Das Bild wird man so schnell nicht los. Der nackte junge Mann, der im Delirium durch sein Hotelzimmer in Saigon taumelt, sich dreht und windet und zu Boden wirft, während die „Doors“ die Reste ihrer Untergangsode „The End“ auf der Tonspur verstreuen. Das schöne Gesicht wie im Wahn verzerrt und mit dem Blut seiner Hand verschmiert, die er sich an einem kaputt geschlagenen Spiegel verletzt hat. Martin Sheen wird 1979 weltberühmt mit der Szene, die den Irrsinn vorwegnimmt, der Francis Ford Coppolas Vietnamdrama „Apocalypse Now“ fortan durchdringt und den Zerfall des Menschlichen im Krieg so künstlerisch versinnbildlicht, dass das Hinsehen schmerzt. Ein Stück Filmgeschichte, wer wollte widersprechen?

Nur eine von Sheens mehr als 150 Rollen in Kino- und Fernsehfilmen hat ihn je an ähnliche Grenzen geführt: Als er in Terrence Ma-licks verstörendem Meisterwerk „Badlands“ 1973 den emotionslosen Herumtreiber Kit spielt, der auf der Flucht mit seiner Freundin ohne Reue tötet.

Rund 60 Mal klicktendie Handschellen

Zwei denkwürdige Auftritte, die Martin Sheen aber trotzdem nicht in den Hollywood-Olymp katapultierten: Der Mann aus Dayton, US-Staat Ohio, der heute seinen 75. Geburtstag feiert, gehört zu den Stars, die nie weg waren und deren Namen trotzdem nicht sofort genannt werden, wenn es um die Großen der Branche geht. Dabei ist er dank seiner Vielseitigkeit gefragt wie eh und je: In seiner aktuellen Fernsehserie „Grace and Frankie“ spielt er einen Anwalt, der seine Liebe zu einem Kollegen öffentlich macht und seine Frau (Jane Fonda) und die Kinder in eine Krise stürzt.

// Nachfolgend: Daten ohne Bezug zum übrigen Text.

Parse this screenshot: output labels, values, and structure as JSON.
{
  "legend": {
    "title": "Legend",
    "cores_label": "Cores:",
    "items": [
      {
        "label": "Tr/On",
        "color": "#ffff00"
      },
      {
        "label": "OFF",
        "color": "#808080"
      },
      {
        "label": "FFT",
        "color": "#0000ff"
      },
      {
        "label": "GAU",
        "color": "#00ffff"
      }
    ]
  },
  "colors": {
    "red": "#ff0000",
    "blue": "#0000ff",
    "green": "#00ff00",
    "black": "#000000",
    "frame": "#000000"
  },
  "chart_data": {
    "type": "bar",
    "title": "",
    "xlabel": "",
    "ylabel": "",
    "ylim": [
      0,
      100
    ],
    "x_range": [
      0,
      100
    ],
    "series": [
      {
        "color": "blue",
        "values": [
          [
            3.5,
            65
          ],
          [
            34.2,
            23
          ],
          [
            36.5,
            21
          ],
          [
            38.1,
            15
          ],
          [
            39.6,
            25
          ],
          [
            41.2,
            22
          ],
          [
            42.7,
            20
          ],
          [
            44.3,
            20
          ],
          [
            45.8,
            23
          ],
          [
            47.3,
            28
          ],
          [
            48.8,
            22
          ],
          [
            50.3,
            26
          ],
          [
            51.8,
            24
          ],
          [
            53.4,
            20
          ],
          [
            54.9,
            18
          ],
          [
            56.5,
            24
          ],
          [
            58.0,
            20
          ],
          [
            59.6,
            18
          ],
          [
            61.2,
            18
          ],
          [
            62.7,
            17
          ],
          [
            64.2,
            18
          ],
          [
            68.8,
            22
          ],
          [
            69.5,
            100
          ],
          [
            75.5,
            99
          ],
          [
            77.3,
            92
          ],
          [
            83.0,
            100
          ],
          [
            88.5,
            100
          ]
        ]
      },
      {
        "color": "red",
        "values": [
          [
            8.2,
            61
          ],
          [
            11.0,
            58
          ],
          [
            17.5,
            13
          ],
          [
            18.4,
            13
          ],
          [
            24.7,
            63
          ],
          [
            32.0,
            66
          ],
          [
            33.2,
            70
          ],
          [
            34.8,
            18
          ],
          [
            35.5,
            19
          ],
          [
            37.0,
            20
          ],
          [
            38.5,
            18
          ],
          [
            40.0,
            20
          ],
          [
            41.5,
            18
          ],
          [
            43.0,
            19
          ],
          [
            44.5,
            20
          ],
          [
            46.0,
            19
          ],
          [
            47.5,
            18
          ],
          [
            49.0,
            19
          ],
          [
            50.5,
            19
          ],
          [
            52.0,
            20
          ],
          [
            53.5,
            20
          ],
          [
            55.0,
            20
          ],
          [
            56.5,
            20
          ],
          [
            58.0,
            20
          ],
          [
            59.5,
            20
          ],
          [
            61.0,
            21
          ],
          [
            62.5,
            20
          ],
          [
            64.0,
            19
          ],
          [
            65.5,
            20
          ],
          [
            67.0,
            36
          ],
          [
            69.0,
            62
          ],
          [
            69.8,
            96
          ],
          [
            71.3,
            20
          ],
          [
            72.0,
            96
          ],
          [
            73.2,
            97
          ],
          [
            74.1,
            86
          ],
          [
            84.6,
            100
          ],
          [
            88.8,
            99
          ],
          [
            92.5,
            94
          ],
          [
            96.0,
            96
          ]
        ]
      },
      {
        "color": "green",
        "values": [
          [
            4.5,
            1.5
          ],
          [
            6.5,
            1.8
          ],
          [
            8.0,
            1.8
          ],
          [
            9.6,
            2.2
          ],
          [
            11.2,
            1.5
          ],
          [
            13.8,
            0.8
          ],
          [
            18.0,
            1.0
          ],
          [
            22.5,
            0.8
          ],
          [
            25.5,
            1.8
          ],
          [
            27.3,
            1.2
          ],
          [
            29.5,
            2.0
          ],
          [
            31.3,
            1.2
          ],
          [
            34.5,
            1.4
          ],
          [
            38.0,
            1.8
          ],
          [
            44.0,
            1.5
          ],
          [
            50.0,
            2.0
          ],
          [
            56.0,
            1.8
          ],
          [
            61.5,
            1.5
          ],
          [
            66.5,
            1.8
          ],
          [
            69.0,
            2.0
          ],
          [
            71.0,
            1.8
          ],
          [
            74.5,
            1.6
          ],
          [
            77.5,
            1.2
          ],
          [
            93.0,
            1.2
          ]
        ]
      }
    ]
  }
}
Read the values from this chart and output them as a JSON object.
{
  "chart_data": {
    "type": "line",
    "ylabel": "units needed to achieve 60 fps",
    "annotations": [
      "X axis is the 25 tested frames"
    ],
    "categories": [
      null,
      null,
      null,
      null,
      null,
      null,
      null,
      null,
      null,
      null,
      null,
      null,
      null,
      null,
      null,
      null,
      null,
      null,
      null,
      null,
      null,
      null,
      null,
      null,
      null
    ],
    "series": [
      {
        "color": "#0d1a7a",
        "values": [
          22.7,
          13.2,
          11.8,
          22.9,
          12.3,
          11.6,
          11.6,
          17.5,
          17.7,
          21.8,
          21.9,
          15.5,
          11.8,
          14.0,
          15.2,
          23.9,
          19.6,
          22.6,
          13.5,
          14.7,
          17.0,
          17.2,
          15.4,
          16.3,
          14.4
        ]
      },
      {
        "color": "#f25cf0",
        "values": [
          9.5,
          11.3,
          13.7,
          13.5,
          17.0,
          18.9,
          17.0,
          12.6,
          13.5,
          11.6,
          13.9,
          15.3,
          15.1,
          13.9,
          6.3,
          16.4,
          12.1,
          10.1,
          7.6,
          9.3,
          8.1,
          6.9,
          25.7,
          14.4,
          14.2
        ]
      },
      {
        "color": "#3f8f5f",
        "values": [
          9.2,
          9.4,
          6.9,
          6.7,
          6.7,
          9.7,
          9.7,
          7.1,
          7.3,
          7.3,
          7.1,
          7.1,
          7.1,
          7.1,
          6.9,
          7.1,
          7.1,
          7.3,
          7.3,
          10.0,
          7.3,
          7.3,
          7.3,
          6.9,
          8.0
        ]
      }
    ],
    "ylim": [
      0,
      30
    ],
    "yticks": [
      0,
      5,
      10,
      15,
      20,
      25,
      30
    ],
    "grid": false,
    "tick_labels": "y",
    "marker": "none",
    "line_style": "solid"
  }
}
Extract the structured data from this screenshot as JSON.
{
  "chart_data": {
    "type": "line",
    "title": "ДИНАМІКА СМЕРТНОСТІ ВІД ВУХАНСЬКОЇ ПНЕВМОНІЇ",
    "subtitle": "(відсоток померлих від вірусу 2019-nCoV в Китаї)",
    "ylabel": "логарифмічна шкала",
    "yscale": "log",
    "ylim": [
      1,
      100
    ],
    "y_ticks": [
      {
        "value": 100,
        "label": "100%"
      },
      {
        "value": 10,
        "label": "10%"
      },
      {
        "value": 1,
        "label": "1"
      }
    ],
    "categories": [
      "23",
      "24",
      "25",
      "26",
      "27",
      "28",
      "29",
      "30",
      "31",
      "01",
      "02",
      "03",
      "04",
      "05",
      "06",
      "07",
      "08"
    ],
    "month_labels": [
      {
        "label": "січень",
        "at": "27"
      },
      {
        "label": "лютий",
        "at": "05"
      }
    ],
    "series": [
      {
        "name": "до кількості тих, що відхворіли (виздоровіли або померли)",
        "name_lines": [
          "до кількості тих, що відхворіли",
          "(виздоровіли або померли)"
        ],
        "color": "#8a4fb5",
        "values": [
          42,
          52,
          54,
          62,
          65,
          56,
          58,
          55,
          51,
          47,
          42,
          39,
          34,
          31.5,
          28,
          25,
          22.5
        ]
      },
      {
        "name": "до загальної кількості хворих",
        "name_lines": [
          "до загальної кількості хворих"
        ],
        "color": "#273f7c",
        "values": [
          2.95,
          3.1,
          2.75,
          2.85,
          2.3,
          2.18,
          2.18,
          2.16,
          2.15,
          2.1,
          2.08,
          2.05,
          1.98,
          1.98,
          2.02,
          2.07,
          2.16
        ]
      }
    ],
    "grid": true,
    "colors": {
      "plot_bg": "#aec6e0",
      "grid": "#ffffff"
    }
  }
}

Sheen, dessen politisches Herz linksaußen schlägt, gilt privat als Verfechter der Homoehe. Ohnehin ist sein politisches Engagement beachtlich und bemisst sich nicht nur an der Anzahl seiner Festnahmen bei Protestveranstaltungen: Rund 60 Mal sollen die Handschellen bisher bei ihm geklickt haben. Wenn es um Kriege und Umweltbedrohung, Arbeiterrechte und Minderheitenschutz geht oder um das Organisieren eines Streiks, ist Sheen auch heute noch zur Stelle und geht vorneweg.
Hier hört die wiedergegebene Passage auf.